Market Drivers Dec 2, 2015
UK Construction PMI misses
EZ Inflation cooler sending euro below 1.06
Nikkei -0.37% Eurostoxx 0.06%
Europe and Asia:
GBP PMI Construction 55.3 vs. 58.4
EUR CPI 0.9% vs. 1.1%
USD ADP 8:15
USD BOC Rate Statement 10:00
The euro crumbled in morning European trade today as EZ flash inflation data printed cooler than expected setting for further possible QE action from the ECB.
The EZ Flash CPI reading came in at 0.1% versus 0.2% on a month over month basis and slipped below 1% on yearly basis printing at 0.9% versus 1.1% forecast. The dip lower was driven by lower energy and food prices and confirmed Mr. Draghi’s comments from a few weeks ago that the core inflation in the EZ continues to weaken.

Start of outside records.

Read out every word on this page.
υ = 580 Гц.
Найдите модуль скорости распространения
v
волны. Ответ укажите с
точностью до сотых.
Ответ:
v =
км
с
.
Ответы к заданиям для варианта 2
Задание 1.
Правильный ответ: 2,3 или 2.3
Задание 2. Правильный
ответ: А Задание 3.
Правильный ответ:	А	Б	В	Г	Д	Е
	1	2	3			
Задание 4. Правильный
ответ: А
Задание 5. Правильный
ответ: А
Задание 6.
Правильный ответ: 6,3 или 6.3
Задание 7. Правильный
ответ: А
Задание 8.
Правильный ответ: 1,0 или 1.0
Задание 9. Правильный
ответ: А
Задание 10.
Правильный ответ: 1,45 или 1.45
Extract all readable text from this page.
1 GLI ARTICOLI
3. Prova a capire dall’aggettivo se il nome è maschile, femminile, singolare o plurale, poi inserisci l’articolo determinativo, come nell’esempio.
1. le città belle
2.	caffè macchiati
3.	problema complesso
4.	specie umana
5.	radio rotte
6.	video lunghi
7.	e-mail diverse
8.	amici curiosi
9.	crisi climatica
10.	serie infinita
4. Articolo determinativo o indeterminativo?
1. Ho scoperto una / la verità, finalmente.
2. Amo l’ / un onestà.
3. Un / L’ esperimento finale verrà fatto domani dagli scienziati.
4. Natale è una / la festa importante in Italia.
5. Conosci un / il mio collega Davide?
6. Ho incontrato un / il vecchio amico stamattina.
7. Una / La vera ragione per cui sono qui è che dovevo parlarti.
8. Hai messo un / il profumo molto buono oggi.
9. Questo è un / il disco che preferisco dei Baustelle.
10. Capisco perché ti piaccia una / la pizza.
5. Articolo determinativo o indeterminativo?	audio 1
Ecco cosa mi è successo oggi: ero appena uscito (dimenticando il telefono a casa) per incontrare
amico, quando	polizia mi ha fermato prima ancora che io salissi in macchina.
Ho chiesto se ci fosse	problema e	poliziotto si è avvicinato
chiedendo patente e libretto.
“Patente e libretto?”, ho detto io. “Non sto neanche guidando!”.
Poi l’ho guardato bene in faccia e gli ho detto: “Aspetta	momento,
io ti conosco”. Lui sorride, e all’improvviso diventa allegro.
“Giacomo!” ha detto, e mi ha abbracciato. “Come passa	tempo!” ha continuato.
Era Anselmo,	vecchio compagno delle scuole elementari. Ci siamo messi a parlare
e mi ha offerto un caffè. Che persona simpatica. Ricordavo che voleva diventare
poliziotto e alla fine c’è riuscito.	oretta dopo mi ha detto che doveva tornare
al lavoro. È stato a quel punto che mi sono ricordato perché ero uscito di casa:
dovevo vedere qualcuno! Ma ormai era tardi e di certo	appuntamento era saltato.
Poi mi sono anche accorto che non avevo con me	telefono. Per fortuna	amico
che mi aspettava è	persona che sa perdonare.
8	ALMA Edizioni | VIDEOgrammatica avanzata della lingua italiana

The CPI well below the ECB target of 2% and moving lower once again, the stage is set for further expansion of QE at the next monthly meeting tomorrow. Although the market has already been prepared for an aggressive policy path from the ECB, tonight’s data may spur European monetary authorities to consider even more unconventional measures in order to fight the disinflationary forces in the region.
The euro slipped below the 1.0600 level in morning European dealing and could test the recent lows of 1.0555 as the day proceeds. The downward pressure on the unit could be exacerbated by several events on this side of the Atlantic. At 12:15 GMT the ADP employment report will be released with the market looking for a healthy read of 191K from 182K the month prior.
Although recent US economic data has been disappointing with the latest ISM Manufacturing report recording its weakest reading since 2009, the labor conditions in the economy continue to show strong demand. This was true even in yesterday’s woeful manufacturing numbers. The broad consensus in the market is that as long as employment data shows strong growth the Fed will look past the recent weak results on the economic front and will proceed with normalizing monetary policy in December.
Therefore today’s ADP data as well as the speeches by Ms, Yellen could be key in confirming that thesis. If the Fed Chairwoman sticks to the script and labor data confirms her hawkishness the disparity between US and EU monetary policies will only widen and EUR/USD could set fresh lows as the day proceeds.